Bei Wolfgang und Christine Maurer herrschte noch keine Alarmstimmung. Das Ehepaar kommt aus Wattenweiler bei Neuburg an der Kammel und ist damit weit aus der momentanen Gefährdungszone gelegen. Ohnehin: Selbst halten die beiden gar keine Tiere, sie haben verschiedene Bauern, die ihnen zuliefern. Natürlich könne es jeden treffen, sagte Christine Maurer, aber es klang so, als schiebe sie den Gedanken erstmal weg: „Man macht einfach normal weiter.“ Ein Mann in voller Regenmontur – es schüttete gerade wie aus Eimern – kaufte 30 Eier bei Siegfried Geywitz aus Scharenstetten. Auf die Frage, ob er sie angesichts der ausgebrochenen Seuche bunkert, schüttelte er den Kopf und sagte: „Nee, die esse ich. Und wenn es keine gibt, dann esse ich keine.“

Der Hof von Geywitz liegt ebenfalls weit außerhalb der vorgeschriebenen zehn Kilometer großen Beobachtungszone um Öllingen. Trotzdem achte auch er etwas mehr auf saubere Bedingungen, sagte er. Das Gute: Seine Hühner sind im überdachten Wintergarten untergebracht. Die Kunden hätten das Thema natürlich angesprochen und vereinzelt bestehe die Befürchtung, dass Eier Mangelware werden könnten. Aber an sich überwiege die Anteilnahme am Schicksal des Öllinger Hofes, erzählt Geywitz. Man hoffe sehr, dass es nicht noch mehr Betriebe treffe.

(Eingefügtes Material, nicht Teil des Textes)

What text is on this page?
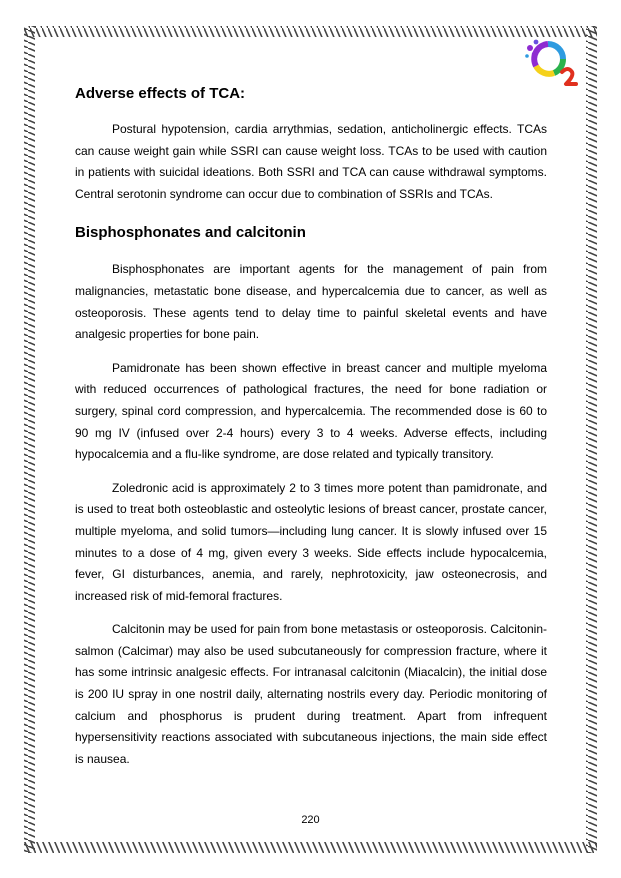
Adverse effects of TCA:

Postural hypotension, cardia arrythmias, sedation, anticholinergic effects. TCAs can cause weight gain while SSRI can cause weight loss. TCAs to be used with caution in patients with suicidal ideations. Both SSRI and TCA can cause withdrawal symptoms. Central serotonin syndrome can occur due to combination of SSRIs and TCAs.

Bisphosphonates and calcitonin

Bisphosphonates are important agents for the management of pain from malignancies, metastatic bone disease, and hypercalcemia due to cancer, as well as osteoporosis. These agents tend to delay time to painful skeletal events and have analgesic properties for bone pain.

Pamidronate has been shown effective in breast cancer and multiple myeloma with reduced occurrences of pathological fractures, the need for bone radiation or surgery, spinal cord compression, and hypercalcemia. The recommended dose is 60 to 90 mg IV (infused over 2-4 hours) every 3 to 4 weeks. Adverse effects, including hypocalcemia and a flu-like syndrome, are dose related and typically transitory.

Zoledronic acid is approximately 2 to 3 times more potent than pamidronate, and is used to treat both osteoblastic and osteolytic lesions of breast cancer, prostate cancer, multiple myeloma, and solid tumors—including lung cancer. It is slowly infused over 15 minutes to a dose of 4 mg, given every 3 weeks. Side effects include hypocalcemia, fever, GI disturbances, anemia, and rarely, nephrotoxicity, jaw osteonecrosis, and increased risk of mid-femoral fractures.

Calcitonin may be used for pain from bone metastasis or osteoporosis. Calcitonin-salmon (Calcimar) may also be used subcutaneously for compression fracture, where it has some intrinsic analgesic effects. For intranasal calcitonin (Miacalcin), the initial dose is 200 IU spray in one nostril daily, alternating nostrils every day. Periodic monitoring of calcium and phosphorus is prudent during treatment. Apart from infrequent hypersensitivity reactions associated with subcutaneous injections, the main side effect is nausea.

220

Die Anteilnahme ist auch unter den Marktbeschickern hoch. Sie wolle jetzt nicht mehr darüber reden, wehrte die Chefin des Standes Schick-Speiser aus Roggenburg ab. Dort werden ebenfalls Eier aus Freiland- und Bodenhaltung sowie Bioware verkauft. Sie habe das schon den ganzen Vormittag gemacht. Nur so viel: „Ich mache mir große Sorgen um die Kaisers.“ Vor ihrem Stand wartete ein Mann: „Ja, wir haben heute Morgen beim Frühstück über die Vogelgrippe gesprochen. Für so einen Betrieb ist das bestimmt ganz schön traurig.“

Beim Kaffee geredet

Ein anderer Mann kam tropfnass zum Stand der Gewürzhändlerin Carmen Süß nebenan: „Das ist so brutal, was den Kaisers passiert ist“, sagte er zu ihr. Sie nickte. „Das muss man erstmal verkraften.“ Er sei schockiert, dass Tausende von Tieren einfach umgebracht wurden. Nicht nur er war schockiert. Das Thema habe auch die Kollegen beschäftigt, erzählte Carmen Süß. Man habe beim Kaffee nach dem Aufbau am Samstagmorgen darüber gesprochen: „Das ist ja eine Existenz, die da von jetzt auf nachher bedroht ist.“

Obst- und Gemüsehändlerin Kerstin Gairing ist vom Schicksal des Kaiserhofs in Öllingen doppelt betroffen. Einmal als Mensch. Sie habe mit der Frau telefoniert, sie sei natürlich geschockt. Und das gleiche Gefühl habe sie auch: „Wenn man so etwas noch nie erlebt hat und man nicht weiß, was da auf einen zukommt die kommenden Wochen, das ist doch schrecklich.“ Sicher würden jetzt viele Geflügelhändler schlecht schlafen. Betroffen ist Kerstin Gairing auch als Geschäftspartnerin, denn Kaisers verkaufen freitags in der Gärtnerei Gairing ihre Produkte. „Das geht jetzt zunächst nicht mehr“, meint sie bedauernd. Einen Ersatz suche sie aber nicht. Sie warte so lange, bis der Hof wieder auf die Beine gekommen ist.